Shabbat Shalom ~ Noah 2020

Dear WJC Family,

Thank you all for the prayers you’ve been sending for Jose Luis and David Goldstein. Jose Luis is a trooper and seems as frustrated by being hindered in taking care of the shul and us as by his discomfort. David remains symptom-free, Baruch HaShem. Please keep those prayers coming for them both! Of course, the situation has everyone concerned─and I know a lot of you share this feeling. Whether it’s two staff cases in the shul, a case or two at your work or possibly one in your child’s school, this elevated state of anxiety seems like the new normal, at least for the foreseeable future. And as if times were not anxiety-producing enough, the approaching election on November 3rd (voting is a mitzvah) is definitely not helping calm us all down!
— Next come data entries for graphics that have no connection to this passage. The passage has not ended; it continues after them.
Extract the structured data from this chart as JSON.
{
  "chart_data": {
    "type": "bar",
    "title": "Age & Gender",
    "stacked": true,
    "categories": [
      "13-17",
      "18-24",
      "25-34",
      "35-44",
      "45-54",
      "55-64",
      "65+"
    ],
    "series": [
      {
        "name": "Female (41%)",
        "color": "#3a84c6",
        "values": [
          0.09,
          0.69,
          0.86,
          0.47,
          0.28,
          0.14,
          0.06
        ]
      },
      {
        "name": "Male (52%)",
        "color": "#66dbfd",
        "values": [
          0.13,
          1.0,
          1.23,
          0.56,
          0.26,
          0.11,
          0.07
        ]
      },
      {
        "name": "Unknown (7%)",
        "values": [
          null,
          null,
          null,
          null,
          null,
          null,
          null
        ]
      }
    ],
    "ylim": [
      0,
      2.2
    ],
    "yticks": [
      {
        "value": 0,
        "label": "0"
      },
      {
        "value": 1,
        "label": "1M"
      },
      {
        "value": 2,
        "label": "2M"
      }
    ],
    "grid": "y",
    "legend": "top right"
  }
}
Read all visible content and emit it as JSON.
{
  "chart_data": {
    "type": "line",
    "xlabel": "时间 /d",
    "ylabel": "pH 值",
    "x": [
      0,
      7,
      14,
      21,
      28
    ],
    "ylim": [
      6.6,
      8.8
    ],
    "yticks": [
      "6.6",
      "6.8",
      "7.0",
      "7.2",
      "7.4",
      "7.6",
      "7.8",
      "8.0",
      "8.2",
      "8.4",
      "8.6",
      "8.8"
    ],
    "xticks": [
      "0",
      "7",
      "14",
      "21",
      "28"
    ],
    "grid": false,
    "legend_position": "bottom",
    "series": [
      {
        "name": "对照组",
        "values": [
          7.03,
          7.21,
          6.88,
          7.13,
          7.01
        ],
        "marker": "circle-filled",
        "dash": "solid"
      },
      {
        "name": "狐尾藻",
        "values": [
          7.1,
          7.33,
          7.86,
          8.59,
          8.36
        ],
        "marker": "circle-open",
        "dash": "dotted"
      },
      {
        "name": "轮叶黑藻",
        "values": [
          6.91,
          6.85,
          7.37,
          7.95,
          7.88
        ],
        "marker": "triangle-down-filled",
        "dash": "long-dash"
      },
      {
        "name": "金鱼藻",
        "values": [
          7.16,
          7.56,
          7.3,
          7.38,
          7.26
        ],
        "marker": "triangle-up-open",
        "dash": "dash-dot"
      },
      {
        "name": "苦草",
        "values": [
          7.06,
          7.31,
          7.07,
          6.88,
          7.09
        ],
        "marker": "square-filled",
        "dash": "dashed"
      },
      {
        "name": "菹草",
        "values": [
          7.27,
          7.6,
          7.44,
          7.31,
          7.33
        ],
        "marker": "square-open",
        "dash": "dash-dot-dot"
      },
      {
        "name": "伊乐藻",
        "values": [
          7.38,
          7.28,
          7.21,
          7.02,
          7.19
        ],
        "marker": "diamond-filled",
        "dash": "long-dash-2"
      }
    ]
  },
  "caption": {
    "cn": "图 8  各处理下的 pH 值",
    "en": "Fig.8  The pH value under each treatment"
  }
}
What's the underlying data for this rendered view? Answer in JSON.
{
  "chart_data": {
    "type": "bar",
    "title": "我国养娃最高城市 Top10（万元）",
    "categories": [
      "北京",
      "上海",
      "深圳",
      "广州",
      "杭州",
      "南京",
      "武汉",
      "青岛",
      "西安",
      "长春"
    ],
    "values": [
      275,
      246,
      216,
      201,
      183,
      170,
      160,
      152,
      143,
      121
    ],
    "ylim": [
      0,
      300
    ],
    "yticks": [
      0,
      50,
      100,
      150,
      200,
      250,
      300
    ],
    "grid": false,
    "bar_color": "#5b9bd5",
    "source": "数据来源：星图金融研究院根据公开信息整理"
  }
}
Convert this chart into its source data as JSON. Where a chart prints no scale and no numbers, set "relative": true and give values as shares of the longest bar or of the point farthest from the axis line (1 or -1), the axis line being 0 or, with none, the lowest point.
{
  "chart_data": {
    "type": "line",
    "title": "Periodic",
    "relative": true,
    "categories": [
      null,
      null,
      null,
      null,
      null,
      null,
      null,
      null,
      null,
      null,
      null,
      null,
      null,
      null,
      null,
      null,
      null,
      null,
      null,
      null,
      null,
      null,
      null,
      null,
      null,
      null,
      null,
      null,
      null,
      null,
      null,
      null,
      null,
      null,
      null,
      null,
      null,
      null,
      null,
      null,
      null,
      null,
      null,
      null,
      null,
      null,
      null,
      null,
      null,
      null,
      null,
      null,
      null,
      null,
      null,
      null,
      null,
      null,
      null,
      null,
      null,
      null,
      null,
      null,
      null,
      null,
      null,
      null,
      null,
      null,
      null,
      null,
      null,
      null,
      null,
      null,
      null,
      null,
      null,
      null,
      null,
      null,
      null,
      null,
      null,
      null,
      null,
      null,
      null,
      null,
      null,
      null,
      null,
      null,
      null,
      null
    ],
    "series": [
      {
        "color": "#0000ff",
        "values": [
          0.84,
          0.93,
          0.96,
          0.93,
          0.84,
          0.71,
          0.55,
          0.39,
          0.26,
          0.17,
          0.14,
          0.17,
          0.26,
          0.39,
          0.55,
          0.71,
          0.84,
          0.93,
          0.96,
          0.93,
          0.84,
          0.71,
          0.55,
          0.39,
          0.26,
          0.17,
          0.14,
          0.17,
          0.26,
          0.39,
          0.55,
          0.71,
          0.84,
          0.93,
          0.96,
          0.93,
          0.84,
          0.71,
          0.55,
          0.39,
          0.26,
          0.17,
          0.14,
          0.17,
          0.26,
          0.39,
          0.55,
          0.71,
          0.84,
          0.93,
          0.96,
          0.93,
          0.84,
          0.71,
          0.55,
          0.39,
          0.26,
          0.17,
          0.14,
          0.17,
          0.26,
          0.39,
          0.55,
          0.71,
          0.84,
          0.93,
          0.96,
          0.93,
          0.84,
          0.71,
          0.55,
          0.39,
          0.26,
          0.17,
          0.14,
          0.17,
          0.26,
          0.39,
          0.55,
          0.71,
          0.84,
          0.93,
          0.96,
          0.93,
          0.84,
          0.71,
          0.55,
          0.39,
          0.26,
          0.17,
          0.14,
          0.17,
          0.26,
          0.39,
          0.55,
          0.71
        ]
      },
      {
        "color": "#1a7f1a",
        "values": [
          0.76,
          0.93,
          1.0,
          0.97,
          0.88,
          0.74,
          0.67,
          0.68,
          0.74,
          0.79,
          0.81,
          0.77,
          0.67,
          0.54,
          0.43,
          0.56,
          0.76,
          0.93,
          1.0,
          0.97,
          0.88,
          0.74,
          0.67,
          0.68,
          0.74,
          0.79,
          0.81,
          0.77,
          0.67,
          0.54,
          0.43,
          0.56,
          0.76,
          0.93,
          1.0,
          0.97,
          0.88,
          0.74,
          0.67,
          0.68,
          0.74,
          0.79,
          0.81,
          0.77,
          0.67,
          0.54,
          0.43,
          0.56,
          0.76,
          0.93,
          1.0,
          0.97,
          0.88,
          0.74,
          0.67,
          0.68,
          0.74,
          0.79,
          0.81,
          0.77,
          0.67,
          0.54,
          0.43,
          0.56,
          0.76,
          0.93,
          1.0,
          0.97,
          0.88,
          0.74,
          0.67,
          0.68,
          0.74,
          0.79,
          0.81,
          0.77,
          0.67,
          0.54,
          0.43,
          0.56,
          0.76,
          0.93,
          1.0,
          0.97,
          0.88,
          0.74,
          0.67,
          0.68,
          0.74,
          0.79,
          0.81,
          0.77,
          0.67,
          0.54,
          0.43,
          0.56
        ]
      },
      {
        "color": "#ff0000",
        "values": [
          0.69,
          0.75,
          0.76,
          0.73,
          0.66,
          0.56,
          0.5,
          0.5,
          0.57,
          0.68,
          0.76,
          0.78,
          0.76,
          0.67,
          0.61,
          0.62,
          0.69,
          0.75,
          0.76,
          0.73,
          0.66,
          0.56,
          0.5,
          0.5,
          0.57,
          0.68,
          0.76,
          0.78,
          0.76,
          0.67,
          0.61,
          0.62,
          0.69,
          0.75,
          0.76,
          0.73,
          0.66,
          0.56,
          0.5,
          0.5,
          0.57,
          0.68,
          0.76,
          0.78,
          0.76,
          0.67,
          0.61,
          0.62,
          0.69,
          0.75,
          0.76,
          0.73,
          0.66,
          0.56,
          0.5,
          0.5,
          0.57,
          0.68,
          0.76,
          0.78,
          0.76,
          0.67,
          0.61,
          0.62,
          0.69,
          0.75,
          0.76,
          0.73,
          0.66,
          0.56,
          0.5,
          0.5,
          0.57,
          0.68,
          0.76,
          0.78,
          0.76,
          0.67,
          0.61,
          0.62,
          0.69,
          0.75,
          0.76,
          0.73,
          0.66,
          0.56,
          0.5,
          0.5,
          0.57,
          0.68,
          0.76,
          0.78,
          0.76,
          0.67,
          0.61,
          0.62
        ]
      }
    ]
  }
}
It feels a little like just a few days after the Flood and Noah’s son says to him, “Hey dad, it’s kind of cloudy. Was there rain in the forecast for today?” I bet that family never saw a drop again without their stomach getting tied in knots! But there are lessons in the story of Noah and his family for healthy ways to deal with the stress and anxiety of living through trying times. Certainly, the story includes some what-not-to-do’s, like self-medicating with alcohol or abusing some other substance, but it also has some helpful advice for what we CAN do to feel better AND make a difference for others. I speak more about this in this week’s video, “The Fear of Rain after the Flood.” I will also address this issue in another way during my teaching on Saturday morning at 8:30am on the Live Stream during my shiur, “A Covenant for Anxious Times.” The source sheet for the talk can be accessed and printed before Shabbat by clicking here.

On a separate note, I hope you saw the “Baruch Dayan Emet” announcement about WJC’s ECC administrator Sandy Fenton. Sandy was a fountain of love for our preschoolers, their teachers, and the office staff. She was fun and funny and had a smile that lit up the place. She fought hard to the end, yes to get more time with her husband and son, but also to get back to WJC, a place she loved. She finally succumbed to her illness earlier this week. Her memory will be a blessing for our staff and the families she worked with and I hope we can all help support our staff through this tragic loss. In speaking with them, one office staff member mentioned that working at WJC isn’t just a job, it’s being part of a family. Please join me in taking care of the family that takes such good care of us.

And with all of that, there are still simchas to celebrate and programs to experience. The Department of Health has given the go-ahead for our worship services to continue and this Shabbat we will celebrate two b’nai mitzvah! Every simcha we are blessed to celebrate feels particularly special and important these days, and we look forward to celebrating in our shul. These families have navigated obstacles in reaching this day that most of us can only imagine. It has helped me understand the true meaning of the simcha and I know it is true for them as well. Sometimes the simcha is even sweeter when we have to work extra hard for it.

Next, thanks to the Scholar in Residence Committee, on Sunday morning we have an amazing opportunity to spend an hour on Zoom with noted Israeli author and journalist Yossi Klein Halevi in discussion with our own Jack Steinberg. I hope you will join us. Also, a week from Sunday, on Sunday night November 1st, I will be speaking at a Men’s Club virtual Scotch & Study about The Jewish Value of Democracy and Why It’s a Mitzvah to Vote. It should be an interesting discussion, so mark your calendars (and buy your beverage of choice)!

This Shabbat we will have our Virtual Friday Night Service at 4:50pm and Havdalah on Saturday at 6:45pm. In between, we have our Saturday morning study session at 8:30am, davening Shacharit with me and our bar mitzvah from 9-9:45am and our regular service with a minyan from 10:00-11:30am.